Second, on Your Mobile Device (Phone/Tablet):

  1. Install and open the Obsidian app.
  2. Choose Create new vault.
  3. Give the vault the exact same name as the vault you created on your computer (e.g., "Obsidian_Notes_Vault").
  4. Once the new empty vault is open, tap the Settings gear icon (⚙️). You may need to first click the icon in the top left to open the side panel, then click Settings.
  5. Go to Community Plugins and turn off Restricted Mode.
  6. Tap Browse, search for Remotely Save, install it, and enable it.
  7. Scroll to the "Installed Plugins" section and click the Remotely Save plugin settings icon.
  8. Choose OneDrive as the remote service, tap Auth, and log in to your Microsoft account to grant permission.
  9. After authorizing, return to the main vault view. On the bottom bar, you will either see the Remotely Save icon, or see a hamburger menu icon (the three horizontal lines). Click it and click Remotely Save to sync.

That's it, everything is synced 👍

Extra Step: Theming

  1. Head back to Settings then click Appearance then click Manage under the Themes section.
  2. From here, you can choose from many themes for Obsidian.

Personally, our team is a fan of the "Things" theme but there's so many good ones, Atom, Ayu Mirage, etc.
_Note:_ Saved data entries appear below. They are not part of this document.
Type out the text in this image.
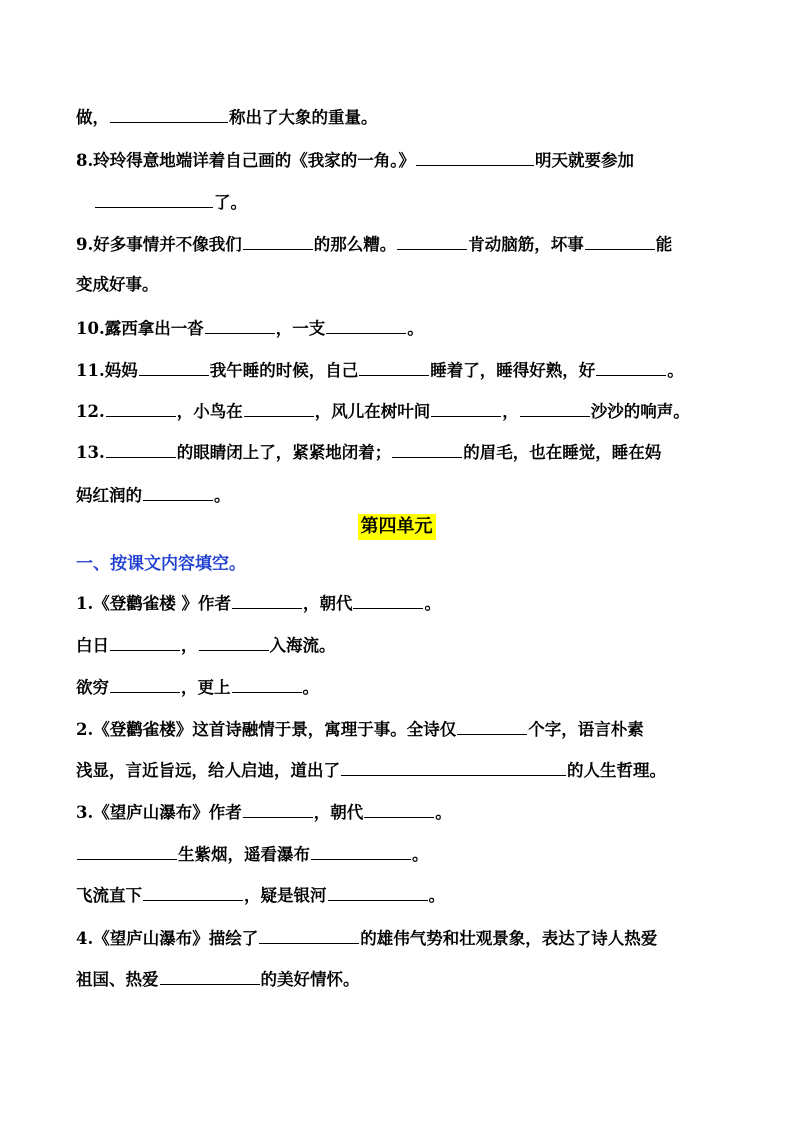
做，	称出了大象的重量。
8.玲玲得意地端详着自己画的《我家的一角。》	明天就要参加
了。
9.好多事情并不像我们	的那么糟。	肯动脑筋，坏事	能
变成好事。
10.露西拿出一沓	，一支	。
11.妈妈	我午睡的时候，自己	睡着了，睡得好熟，好	。
12.	，小鸟在	，风儿在树叶间	，	沙沙的响声。
13.	的眼睛闭上了，紧紧地闭着；	的眉毛，也在睡觉，睡在妈
妈红润的	。
第四单元
一、按课文内容填空。
1.《登鹳雀楼 》作者	，朝代	。
白日	，	入海流。
欲穷	，更上	。
2.《登鹳雀楼》这首诗融情于景，寓理于事。全诗仅	个字，语言朴素
浅显，言近旨远，给人启迪，道出了	的人生哲理。
3.《望庐山瀑布》作者	，朝代	。
生紫烟，遥看瀑布	。
飞流直下	，疑是银河	。
4.《望庐山瀑布》描绘了	的雄伟气势和壮观景象，表达了诗人热爱
祖国、热爱	的美好情怀。
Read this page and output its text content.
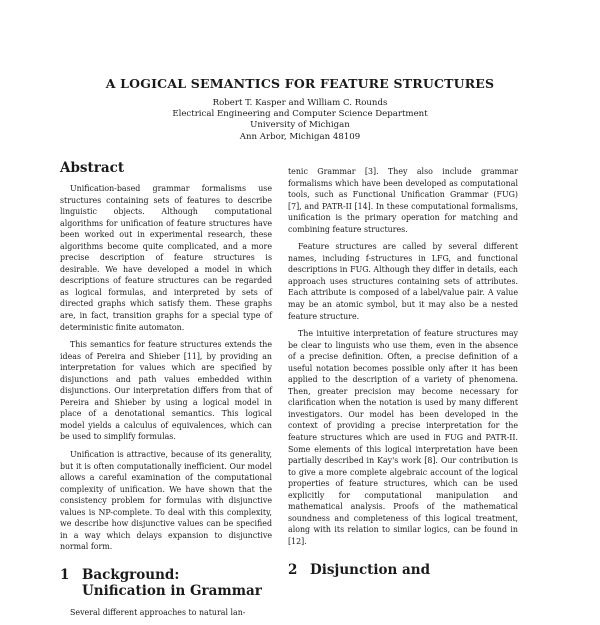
A LOGICAL SEMANTICS FOR FEATURE STRUCTURES
Robert T. Kasper and William C. Rounds
Electrical Engineering and Computer Science Department
University of Michigan
Ann Arbor, Michigan 48109
Abstract

Unification-based grammar formalisms use structures containing sets of features to describe linguistic objects. Although computational algorithms for unification of feature structures have been worked out in experimental research, these algorithms become quite complicated, and a more precise description of feature structures is desirable. We have developed a model in which descriptions of feature structures can be regarded as logical formulas, and interpreted by sets of directed graphs which satisfy them. These graphs are, in fact, transition graphs for a special type of deterministic finite automaton.

This semantics for feature structures extends the ideas of Pereira and Shieber [11], by providing an interpretation for values which are specified by disjunctions and path values embedded within disjunctions. Our interpretation differs from that of Pereira and Shieber by using a logical model in place of a denotational semantics. This logical model yields a calculus of equivalences, which can be used to simplify formulas.

Unification is attractive, because of its generality, but it is often computationally inefficient. Our model allows a careful examination of the computational complexity of unification. We have shown that the consistency problem for formulas with disjunctive values is NP-complete. To deal with this complexity, we describe how disjunctive values can be specified in a way which delays expansion to disjunctive normal form.

1 Background:
Unification in Grammar

Several different approaches to natural lan-

tenic Grammar [3]. They also include grammar formalisms which have been developed as computational tools, such as Functional Unification Grammar (FUG) [7], and PATR-II [14]. In these computational formalisms, unification is the primary operation for matching and combining feature structures.

Feature structures are called by several different names, including f-structures in LFG, and functional descriptions in FUG. Although they differ in details, each approach uses structures containing sets of attributes. Each attribute is composed of a label/value pair. A value may be an atomic symbol, but it may also be a nested feature structure.

The intuitive interpretation of feature structures may be clear to linguists who use them, even in the absence of a precise definition. Often, a precise definition of a useful notation becomes possible only after it has been applied to the description of a variety of phenomena. Then, greater precision may become necessary for clarification when the notation is used by many different investigators. Our model has been developed in the context of providing a precise interpretation for the feature structures which are used in FUG and PATR-II. Some elements of this logical interpretation have been partially described in Kay's work [8]. Our contribution is to give a more complete algebraic account of the logical properties of feature structures, which can be used explicitly for computational manipulation and mathematical analysis. Proofs of the mathematical soundness and completeness of this logical treatment, along with its relation to similar logics, can be found in [12].

2 Disjunction and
Notes on Syncing for Remotely Save

By default, Remotely Save syncs at specific times. It does not sync in real-time with every keystroke. The default triggers are:

  1. On Startup: The plugin syncs after you launch the Obsidian app on any device.
  2. On a Timer: It automatically syncs in the background every 10 minutes by default. You can change this interval in the plugin's settings.
  3. Manual Sync: Trigger a sync by clicking the Remotely Save icon in the left-hand menu.

Best Practice: To avoid conflicts, get into the habit of manually syncing before you close Obsidian on one device and before you start working on another.

Note: Obsidian has a core plugin called File Recovery that is on by default and helps mitigate issues of overwriting or sync conflicts.